A child with unexplained cytopenia and additional symptoms such as fever, lymphadenopathy, or hepatosplenomegaly should be generously and rapidly referred to a center. Hyperleukocytosis, tumor lysis syndrome, and mediastinal tumor are life-threatening complications in the initial evaluation and treatment phase. Survival rates are over 80% for acute lymphoblastic leukemia (ALL) and 60% for acute myeloid leukemia (AML). The early response to therapy and the cytogenetics of the blasts are prognostically decisive – in ALL additionally the age, the leukocyte count and the immunophenotype. Long-term survivors after childhood leukemia are at significantly increased risk for neuropsychological, endocrinological, metabolic, and cardiac late effects, as well as second tumors.
Acute childhood leukemia is an impressive example of the success story of pediatric hematology and oncology over the past 40 years. For example, acute childhood leukemia has evolved from an almost always lethal disease in the 1960s to one that is now frequently curable, with long-term survival of over 80%. The history of leukemia treatment demonstrates the importance of randomized clinical trials, which provide a basis for continuous improvement in leukemia treatment. In the future, new insights into the biology of leukemia cells will allow more targeted, risk-adapted therapy [1].
Epidemiology
In Switzerland, between 50-60 children (0 to 14 years of age) develop acute leukemia each year (incidence 5/100 000 inhabitants) [2]. Acute leukemia is the most common childhood malignancy, accounting for 30% of cases, and is divided 80% between acute lymphoblastic leukemia (ALL) with B- and T-cell ALL, and 20% between acute myeloid leukemia (AML). Patients with ALL have a long-term survival rate of 80% and patients with AML 55-60%. Boys are affected slightly more often than girls. The age distribution shows a peak in frequency between the second and fifth years of life for ALL and in the first and second years of life and from adolescence for AML [1].
Clinical presentation
In acute leukemia, clonal expansion of immature hematopoietic progenitor cells in the bone marrow results in displacement of normal hematopoiesis. This bone marrow insufficiency results in anemia, neutropenia, and thrombocytopenia with symptoms listed below (Table 1). In addition, leukemic infiltration of the bone marrow may result in life-threatening hyperleukocytosis and coagulopathy. In addition, various organs such as liver, spleen, lymph nodes, thymus, testis, skin/mucosa, and CNS can be infiltrated (Table 1) [3]. Most often, the symptoms persist for a few days to weeks.
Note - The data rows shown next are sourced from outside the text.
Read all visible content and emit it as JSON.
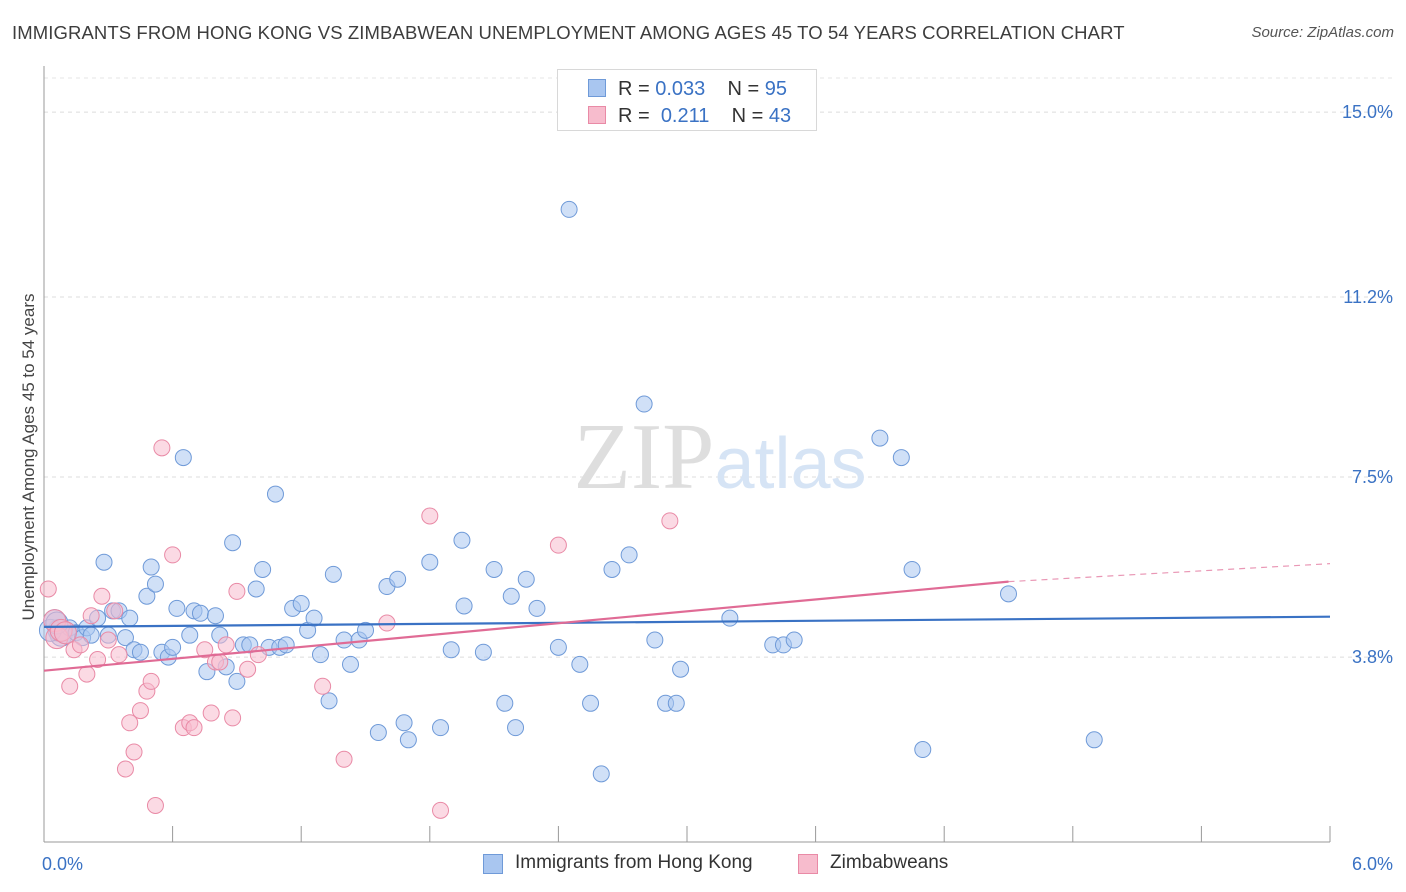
{
  "title": "IMMIGRANTS FROM HONG KONG VS ZIMBABWEAN UNEMPLOYMENT AMONG AGES 45 TO 54 YEARS CORRELATION CHART",
  "source": "Source: ZipAtlas.com",
  "watermark": "ZIPatlas",
  "legend": {
    "rows": [
      {
        "r_label": "R =",
        "r_value": "0.033",
        "n_label": "N =",
        "n_value": "95",
        "color": "#a9c6f0",
        "border": "#6f9ad8"
      },
      {
        "r_label": "R =",
        "r_value": "0.211",
        "n_label": "N =",
        "n_value": "43",
        "color": "#f7bccd",
        "border": "#e98aa6"
      }
    ]
  },
  "bottom_legend": [
    {
      "label": "Immigrants from Hong Kong",
      "color": "#a9c6f0",
      "border": "#6f9ad8"
    },
    {
      "label": "Zimbabweans",
      "color": "#f7bccd",
      "border": "#e98aa6"
    }
  ],
  "chart_data": {
    "type": "scatter",
    "title": "IMMIGRANTS FROM HONG KONG VS ZIMBABWEAN UNEMPLOYMENT AMONG AGES 45 TO 54 YEARS CORRELATION CHART",
    "xlabel": "",
    "ylabel": "Unemployment Among Ages 45 to 54 years",
    "xlim": [
      0,
      6.0
    ],
    "ylim": [
      0.0,
      15.7
    ],
    "x_tick_labels": [
      "0.0%",
      "6.0%"
    ],
    "y_ticks": [
      3.8,
      7.5,
      11.2,
      15.0
    ],
    "y_tick_labels": [
      "3.8%",
      "7.5%",
      "11.2%",
      "15.0%"
    ],
    "grid": "horizontal dashed",
    "legend_position": "top-center",
    "series": [
      {
        "name": "Immigrants from Hong Kong",
        "color": "#a9c6f0",
        "stroke": "#6f9ad8",
        "line_color": "#3a72c4",
        "trend": [
          [
            0.0,
            4.42
          ],
          [
            6.0,
            4.63
          ]
        ],
        "trend_dashed": [],
        "points": [
          [
            0.05,
            4.55
          ],
          [
            0.07,
            4.35
          ],
          [
            0.08,
            4.25
          ],
          [
            0.1,
            4.3
          ],
          [
            0.12,
            4.4
          ],
          [
            0.15,
            4.3
          ],
          [
            0.18,
            4.2
          ],
          [
            0.2,
            4.4
          ],
          [
            0.22,
            4.25
          ],
          [
            0.25,
            4.6
          ],
          [
            0.28,
            5.75
          ],
          [
            0.3,
            4.25
          ],
          [
            0.32,
            4.75
          ],
          [
            0.35,
            4.75
          ],
          [
            0.38,
            4.2
          ],
          [
            0.4,
            4.6
          ],
          [
            0.42,
            3.95
          ],
          [
            0.45,
            3.9
          ],
          [
            0.48,
            5.05
          ],
          [
            0.5,
            5.65
          ],
          [
            0.52,
            5.3
          ],
          [
            0.55,
            3.9
          ],
          [
            0.58,
            3.8
          ],
          [
            0.6,
            4.0
          ],
          [
            0.62,
            4.8
          ],
          [
            0.65,
            7.9
          ],
          [
            0.68,
            4.25
          ],
          [
            0.7,
            4.75
          ],
          [
            0.73,
            4.7
          ],
          [
            0.76,
            3.5
          ],
          [
            0.8,
            4.65
          ],
          [
            0.82,
            4.25
          ],
          [
            0.85,
            3.6
          ],
          [
            0.88,
            6.15
          ],
          [
            0.9,
            3.3
          ],
          [
            0.93,
            4.05
          ],
          [
            0.96,
            4.05
          ],
          [
            0.99,
            5.2
          ],
          [
            1.02,
            5.6
          ],
          [
            1.05,
            4.0
          ],
          [
            1.08,
            7.15
          ],
          [
            1.1,
            4.0
          ],
          [
            1.13,
            4.05
          ],
          [
            1.16,
            4.8
          ],
          [
            1.2,
            4.9
          ],
          [
            1.23,
            4.35
          ],
          [
            1.26,
            4.6
          ],
          [
            1.29,
            3.85
          ],
          [
            1.33,
            2.9
          ],
          [
            1.35,
            5.5
          ],
          [
            1.4,
            4.15
          ],
          [
            1.43,
            3.65
          ],
          [
            1.47,
            4.15
          ],
          [
            1.5,
            4.35
          ],
          [
            1.56,
            2.25
          ],
          [
            1.6,
            5.25
          ],
          [
            1.65,
            5.4
          ],
          [
            1.68,
            2.45
          ],
          [
            1.7,
            2.1
          ],
          [
            1.8,
            5.75
          ],
          [
            1.85,
            2.35
          ],
          [
            1.9,
            3.95
          ],
          [
            1.95,
            6.2
          ],
          [
            1.96,
            4.85
          ],
          [
            2.05,
            3.9
          ],
          [
            2.1,
            5.6
          ],
          [
            2.15,
            2.85
          ],
          [
            2.18,
            5.05
          ],
          [
            2.2,
            2.35
          ],
          [
            2.25,
            5.4
          ],
          [
            2.3,
            4.8
          ],
          [
            2.4,
            4.0
          ],
          [
            2.45,
            13.0
          ],
          [
            2.5,
            3.65
          ],
          [
            2.55,
            2.85
          ],
          [
            2.6,
            1.4
          ],
          [
            2.65,
            5.6
          ],
          [
            2.73,
            5.9
          ],
          [
            2.8,
            9.0
          ],
          [
            2.85,
            4.15
          ],
          [
            2.9,
            2.85
          ],
          [
            2.95,
            2.85
          ],
          [
            2.97,
            3.55
          ],
          [
            3.2,
            4.6
          ],
          [
            3.4,
            4.05
          ],
          [
            3.45,
            4.05
          ],
          [
            3.5,
            4.15
          ],
          [
            3.9,
            8.3
          ],
          [
            4.0,
            7.9
          ],
          [
            4.05,
            5.6
          ],
          [
            4.1,
            1.9
          ],
          [
            4.5,
            5.1
          ],
          [
            4.9,
            2.1
          ],
          [
            0.03,
            4.35
          ],
          [
            0.06,
            4.5
          ]
        ]
      },
      {
        "name": "Zimbabweans",
        "color": "#f7bccd",
        "stroke": "#e98aa6",
        "line_color": "#e06b95",
        "trend": [
          [
            0.0,
            3.52
          ],
          [
            4.5,
            5.35
          ]
        ],
        "trend_dashed": [
          [
            4.5,
            5.35
          ],
          [
            6.0,
            5.72
          ]
        ],
        "points": [
          [
            0.02,
            5.2
          ],
          [
            0.05,
            4.55
          ],
          [
            0.06,
            4.2
          ],
          [
            0.08,
            4.35
          ],
          [
            0.12,
            3.2
          ],
          [
            0.14,
            3.95
          ],
          [
            0.17,
            4.05
          ],
          [
            0.2,
            3.45
          ],
          [
            0.22,
            4.65
          ],
          [
            0.25,
            3.75
          ],
          [
            0.27,
            5.05
          ],
          [
            0.3,
            4.15
          ],
          [
            0.33,
            4.75
          ],
          [
            0.35,
            3.85
          ],
          [
            0.38,
            1.5
          ],
          [
            0.4,
            2.45
          ],
          [
            0.42,
            1.85
          ],
          [
            0.45,
            2.7
          ],
          [
            0.48,
            3.1
          ],
          [
            0.5,
            3.3
          ],
          [
            0.52,
            0.75
          ],
          [
            0.55,
            8.1
          ],
          [
            0.6,
            5.9
          ],
          [
            0.65,
            2.35
          ],
          [
            0.68,
            2.45
          ],
          [
            0.7,
            2.35
          ],
          [
            0.75,
            3.95
          ],
          [
            0.78,
            2.65
          ],
          [
            0.8,
            3.7
          ],
          [
            0.82,
            3.7
          ],
          [
            0.85,
            4.05
          ],
          [
            0.88,
            2.55
          ],
          [
            0.9,
            5.15
          ],
          [
            0.95,
            3.55
          ],
          [
            1.0,
            3.85
          ],
          [
            1.3,
            3.2
          ],
          [
            1.4,
            1.7
          ],
          [
            1.6,
            4.5
          ],
          [
            1.8,
            6.7
          ],
          [
            1.85,
            0.65
          ],
          [
            2.4,
            6.1
          ],
          [
            2.92,
            6.6
          ],
          [
            0.1,
            4.3
          ]
        ]
      }
    ]
  }
}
Diagnostics and classification
If acute leukemia is clinically suspected (see symptoms Tab. 1) a blood count should be performed by a pediatrician or general practitioner. If the blood count shows monocytopenia, bicytopenia or tricytopenia and/or leukocytosis, the child should be generously and quickly referred to a specialized pediatric hospital if possible.
Here, after initial diagnostics for early detection of tumor lysis syndrome or mediastinal mass (differential blood count with microscopic differentiation, liver values, kidney values, electrolytes, uric acid, LDH, coagulation, and chest X-ray), the following leukemia-specific examinations in the bone marrow (bone marrow aspiration and biopsy) are initiated.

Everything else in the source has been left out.